Bölgesel yakınlaşma, bizim her şartta desteklememiz gereken bir durumdur, bu açık. Ama projenin Türkiye ayağı bizi çok yakından ilgilendiriyor. Üstelik endişelerimizi de artırıyor.
Çünkü İran Irak’ın güneyinden sıkıştırılırken Türkiye Suriye’nin kuzeyinden kuşatma altına alınıyor. Meseleyi “İran ekseni” ya da “Suud ekseni” gibi düzeysizliklerle ele alanlara kulak asmadan durumun fotoğrafını doğru bir şekilde çekmemiz gerekiyor.
Yeni bölgesel oluşumuna “2019 koalisyonu” adını vermemin tek sebebi, işin Türkiye ayağında neler olabileceğine dair öngörülerimdir. Bu koalisyonun, Suriye’nin kuzeyindeki harita taslağı ile aynı proje olduğunu, Türkiye’nin Arap-İslam dünyası ile bağlarını koparmanın yeni koalisyonun da gündeminde olduğunu görüyorum.

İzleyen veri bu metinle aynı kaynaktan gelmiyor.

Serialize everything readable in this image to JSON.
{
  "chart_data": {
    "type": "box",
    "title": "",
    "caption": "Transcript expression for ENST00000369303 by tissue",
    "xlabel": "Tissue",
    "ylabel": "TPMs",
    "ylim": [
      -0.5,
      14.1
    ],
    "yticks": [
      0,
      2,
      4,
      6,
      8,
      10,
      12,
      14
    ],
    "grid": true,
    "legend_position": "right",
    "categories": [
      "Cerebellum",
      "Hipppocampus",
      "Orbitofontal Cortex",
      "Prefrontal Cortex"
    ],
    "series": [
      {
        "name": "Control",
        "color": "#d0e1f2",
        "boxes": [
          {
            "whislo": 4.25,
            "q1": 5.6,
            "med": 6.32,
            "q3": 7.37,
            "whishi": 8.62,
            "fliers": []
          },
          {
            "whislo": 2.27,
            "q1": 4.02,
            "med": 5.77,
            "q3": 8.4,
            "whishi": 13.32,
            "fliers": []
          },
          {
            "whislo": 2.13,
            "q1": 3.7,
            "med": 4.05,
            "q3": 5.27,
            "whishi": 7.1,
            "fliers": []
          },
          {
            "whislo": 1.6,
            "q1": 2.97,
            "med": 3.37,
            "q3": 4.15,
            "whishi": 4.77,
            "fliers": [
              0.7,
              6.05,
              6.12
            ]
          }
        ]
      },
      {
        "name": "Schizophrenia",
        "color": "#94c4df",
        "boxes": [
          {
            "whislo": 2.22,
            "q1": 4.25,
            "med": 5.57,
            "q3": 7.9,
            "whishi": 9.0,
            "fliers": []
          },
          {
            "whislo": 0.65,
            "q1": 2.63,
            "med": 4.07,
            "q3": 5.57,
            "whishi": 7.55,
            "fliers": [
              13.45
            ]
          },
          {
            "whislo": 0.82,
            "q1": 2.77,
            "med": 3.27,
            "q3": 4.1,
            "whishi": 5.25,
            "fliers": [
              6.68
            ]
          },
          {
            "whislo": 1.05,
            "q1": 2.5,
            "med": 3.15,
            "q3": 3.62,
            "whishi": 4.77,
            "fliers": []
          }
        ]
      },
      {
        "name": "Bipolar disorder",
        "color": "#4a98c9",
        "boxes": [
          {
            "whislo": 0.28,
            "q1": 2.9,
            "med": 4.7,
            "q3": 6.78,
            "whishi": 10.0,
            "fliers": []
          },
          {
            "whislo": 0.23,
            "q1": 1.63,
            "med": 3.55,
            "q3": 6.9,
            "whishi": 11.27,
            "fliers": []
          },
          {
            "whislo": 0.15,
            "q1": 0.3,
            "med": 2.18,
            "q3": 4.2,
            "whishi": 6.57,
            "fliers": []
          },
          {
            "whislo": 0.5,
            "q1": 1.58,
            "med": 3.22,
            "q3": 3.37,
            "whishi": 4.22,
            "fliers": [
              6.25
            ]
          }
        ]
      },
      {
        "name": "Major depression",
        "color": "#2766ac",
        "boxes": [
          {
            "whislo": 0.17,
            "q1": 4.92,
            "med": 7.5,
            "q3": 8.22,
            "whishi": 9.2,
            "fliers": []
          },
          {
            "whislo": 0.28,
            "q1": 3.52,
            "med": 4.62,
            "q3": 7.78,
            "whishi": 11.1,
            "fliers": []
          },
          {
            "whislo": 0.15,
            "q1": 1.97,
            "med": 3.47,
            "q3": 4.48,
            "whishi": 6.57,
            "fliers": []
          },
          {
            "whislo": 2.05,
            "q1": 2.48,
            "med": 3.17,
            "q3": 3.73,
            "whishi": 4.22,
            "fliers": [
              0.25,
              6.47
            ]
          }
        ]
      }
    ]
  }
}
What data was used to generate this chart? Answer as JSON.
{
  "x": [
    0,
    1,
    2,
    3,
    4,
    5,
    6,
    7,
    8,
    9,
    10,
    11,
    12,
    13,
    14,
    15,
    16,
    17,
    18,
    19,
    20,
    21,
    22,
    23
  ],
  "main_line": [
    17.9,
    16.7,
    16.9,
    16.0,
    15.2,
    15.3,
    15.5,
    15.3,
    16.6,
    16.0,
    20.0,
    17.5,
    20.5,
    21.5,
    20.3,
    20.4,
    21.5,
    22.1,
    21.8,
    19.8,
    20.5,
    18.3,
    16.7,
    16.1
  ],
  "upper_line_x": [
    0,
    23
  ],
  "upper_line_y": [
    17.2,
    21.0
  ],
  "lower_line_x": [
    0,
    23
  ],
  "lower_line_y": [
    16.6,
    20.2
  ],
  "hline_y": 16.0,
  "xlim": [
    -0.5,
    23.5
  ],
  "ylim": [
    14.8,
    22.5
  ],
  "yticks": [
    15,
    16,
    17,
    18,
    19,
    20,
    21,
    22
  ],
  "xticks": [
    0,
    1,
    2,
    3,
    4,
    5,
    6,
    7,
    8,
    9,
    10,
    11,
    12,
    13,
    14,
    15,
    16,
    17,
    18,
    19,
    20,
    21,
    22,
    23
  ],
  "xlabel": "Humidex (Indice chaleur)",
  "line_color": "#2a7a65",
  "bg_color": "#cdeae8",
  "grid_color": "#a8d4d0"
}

En önemlisi de yeni koalisyonun arkasındaki akılla, Türkiye’yi hedef alan 15 Temmuz işgal ve iç savaş girişiminin arkasındaki akıl aynıdır. Yeni eksenin arkasındaki akılla, Suriye’nin kuzeyinde oluşturulan ve Türkiye’yi kuşatma haritasının arkasındaki akıl aynıdır. Bu gerçeği bu ülkede kimse görmüyor mu?